Some of his alleged “slaves,” as well as members of his inner circle, are expected to testify at the trial, which could last up to six weeks.
While prosecutors have not said who will take the witness stand, former “Smallville” star Allison Mack and Seagram liquor heiress Clare Bronfman have already pleaded guilty to related crimes, as well as three other women accused of involvement in Raniere’s scheme.
Prosecutors said on Tuesday that Raniere’s victims included three Mexican sisters, one of whom was only 15. The government plans to introduce explicit photographs of the youngest sister seized from Raniere’s computer as evidence.
Another sister was confined to a room for two years, Hajjar said.
Agnifilo, however, said the woman had a consensual relationship with Raniere and was free to leave at any time.

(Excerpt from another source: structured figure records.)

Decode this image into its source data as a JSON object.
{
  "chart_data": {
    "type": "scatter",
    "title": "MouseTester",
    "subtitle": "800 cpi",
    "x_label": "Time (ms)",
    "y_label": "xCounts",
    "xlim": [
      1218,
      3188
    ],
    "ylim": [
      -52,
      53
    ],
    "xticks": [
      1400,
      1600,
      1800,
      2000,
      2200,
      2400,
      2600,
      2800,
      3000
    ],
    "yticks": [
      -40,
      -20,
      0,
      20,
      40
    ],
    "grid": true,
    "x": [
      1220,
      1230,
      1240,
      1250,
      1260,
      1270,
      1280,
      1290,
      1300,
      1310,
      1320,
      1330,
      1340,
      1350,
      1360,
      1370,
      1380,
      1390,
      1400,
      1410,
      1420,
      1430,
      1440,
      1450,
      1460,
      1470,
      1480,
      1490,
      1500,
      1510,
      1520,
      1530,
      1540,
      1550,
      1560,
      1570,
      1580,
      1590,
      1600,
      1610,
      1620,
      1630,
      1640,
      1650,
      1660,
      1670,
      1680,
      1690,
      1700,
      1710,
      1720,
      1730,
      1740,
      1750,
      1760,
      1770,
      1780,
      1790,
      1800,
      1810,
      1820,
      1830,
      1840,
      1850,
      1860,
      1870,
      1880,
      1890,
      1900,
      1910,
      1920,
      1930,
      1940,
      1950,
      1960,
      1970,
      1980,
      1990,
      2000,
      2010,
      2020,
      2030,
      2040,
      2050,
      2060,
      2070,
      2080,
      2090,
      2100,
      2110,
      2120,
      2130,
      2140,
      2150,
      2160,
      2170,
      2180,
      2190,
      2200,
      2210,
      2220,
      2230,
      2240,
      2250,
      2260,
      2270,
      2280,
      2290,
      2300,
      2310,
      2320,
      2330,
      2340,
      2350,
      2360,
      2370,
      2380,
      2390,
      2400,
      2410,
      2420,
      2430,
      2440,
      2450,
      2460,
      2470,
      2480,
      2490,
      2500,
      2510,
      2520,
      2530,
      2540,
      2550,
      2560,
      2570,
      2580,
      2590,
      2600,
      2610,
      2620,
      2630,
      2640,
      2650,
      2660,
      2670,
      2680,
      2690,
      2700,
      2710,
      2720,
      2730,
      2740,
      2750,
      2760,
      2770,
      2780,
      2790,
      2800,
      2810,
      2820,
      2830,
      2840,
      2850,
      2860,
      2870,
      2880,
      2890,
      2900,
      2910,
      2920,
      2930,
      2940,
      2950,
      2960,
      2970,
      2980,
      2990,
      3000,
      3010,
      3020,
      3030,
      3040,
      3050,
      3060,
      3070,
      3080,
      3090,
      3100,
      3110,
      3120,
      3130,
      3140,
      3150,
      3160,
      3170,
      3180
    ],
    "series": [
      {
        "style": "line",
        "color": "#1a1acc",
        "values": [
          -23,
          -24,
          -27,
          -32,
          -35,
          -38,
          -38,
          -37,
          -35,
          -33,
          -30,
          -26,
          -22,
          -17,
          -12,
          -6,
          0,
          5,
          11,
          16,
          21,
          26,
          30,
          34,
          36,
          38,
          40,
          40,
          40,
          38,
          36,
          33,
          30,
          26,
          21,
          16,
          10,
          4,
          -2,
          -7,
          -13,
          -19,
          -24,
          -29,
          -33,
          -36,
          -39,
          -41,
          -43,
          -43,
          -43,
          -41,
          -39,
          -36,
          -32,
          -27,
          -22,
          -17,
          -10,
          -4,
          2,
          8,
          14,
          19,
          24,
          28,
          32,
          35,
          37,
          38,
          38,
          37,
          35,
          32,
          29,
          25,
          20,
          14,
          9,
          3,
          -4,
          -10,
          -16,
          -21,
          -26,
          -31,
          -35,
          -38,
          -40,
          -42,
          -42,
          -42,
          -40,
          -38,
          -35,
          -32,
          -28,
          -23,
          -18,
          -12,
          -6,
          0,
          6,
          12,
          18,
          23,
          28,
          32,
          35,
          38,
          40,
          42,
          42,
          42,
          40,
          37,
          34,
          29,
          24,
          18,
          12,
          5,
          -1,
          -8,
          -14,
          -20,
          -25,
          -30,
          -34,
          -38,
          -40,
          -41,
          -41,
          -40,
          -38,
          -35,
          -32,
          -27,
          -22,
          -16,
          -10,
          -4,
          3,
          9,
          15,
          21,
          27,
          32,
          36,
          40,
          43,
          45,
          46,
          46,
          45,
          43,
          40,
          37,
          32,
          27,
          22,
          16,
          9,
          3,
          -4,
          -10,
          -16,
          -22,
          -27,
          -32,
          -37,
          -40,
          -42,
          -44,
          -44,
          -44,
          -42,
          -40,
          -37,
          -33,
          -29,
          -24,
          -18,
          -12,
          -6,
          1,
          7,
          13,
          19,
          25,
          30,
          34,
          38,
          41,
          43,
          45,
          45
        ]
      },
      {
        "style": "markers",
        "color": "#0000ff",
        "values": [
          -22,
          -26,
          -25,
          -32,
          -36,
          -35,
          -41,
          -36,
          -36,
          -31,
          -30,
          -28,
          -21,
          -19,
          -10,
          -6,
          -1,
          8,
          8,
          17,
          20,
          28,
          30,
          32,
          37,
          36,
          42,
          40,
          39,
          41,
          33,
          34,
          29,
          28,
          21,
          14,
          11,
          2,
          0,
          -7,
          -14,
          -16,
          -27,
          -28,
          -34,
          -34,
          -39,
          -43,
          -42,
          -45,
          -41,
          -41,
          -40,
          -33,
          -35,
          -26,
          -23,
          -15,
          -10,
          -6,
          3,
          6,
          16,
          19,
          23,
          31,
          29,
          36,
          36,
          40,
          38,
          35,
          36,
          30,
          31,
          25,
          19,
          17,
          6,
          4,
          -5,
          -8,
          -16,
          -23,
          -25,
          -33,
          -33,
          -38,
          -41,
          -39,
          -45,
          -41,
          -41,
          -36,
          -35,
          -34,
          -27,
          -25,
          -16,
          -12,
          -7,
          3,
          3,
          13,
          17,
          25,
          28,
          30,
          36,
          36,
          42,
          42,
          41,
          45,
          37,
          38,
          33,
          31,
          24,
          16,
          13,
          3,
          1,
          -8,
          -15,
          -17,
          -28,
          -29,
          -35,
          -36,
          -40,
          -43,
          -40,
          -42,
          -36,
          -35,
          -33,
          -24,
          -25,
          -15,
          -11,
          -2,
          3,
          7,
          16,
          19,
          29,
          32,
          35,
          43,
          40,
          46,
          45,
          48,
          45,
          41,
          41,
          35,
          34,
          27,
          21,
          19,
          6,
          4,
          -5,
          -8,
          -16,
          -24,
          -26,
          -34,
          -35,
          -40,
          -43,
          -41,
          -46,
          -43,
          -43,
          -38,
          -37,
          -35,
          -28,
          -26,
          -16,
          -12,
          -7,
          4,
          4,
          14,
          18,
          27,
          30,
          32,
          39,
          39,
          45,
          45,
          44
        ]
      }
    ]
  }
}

The trial caps a bizarre saga for Raniere, who was arrested in March 2018 after fleeing to Mexico with Bronfman.
Nxivm, which started under another name in 1998 and is pronounced “Nexium,” was based in Albany, New York, and at one time operated numerous self-improvement centers across North and Central America.
In 2015, prosecutors say, Raniere established a sorority within Nxivm known as DOS, an acronym for a Latin phrase that roughly means “master of the obedient female companions.”
The subgroup included “slaves” who were expected to obey “masters” in a pyramid-like structure, with Raniere standing alone at the top as the only man.
The slaves were required to submit “collateral” that could be used as blackmail material, such as nude photos.
Agnifilo told jurors the collateral was used to confirm the women’s commitment but was never intended to be released.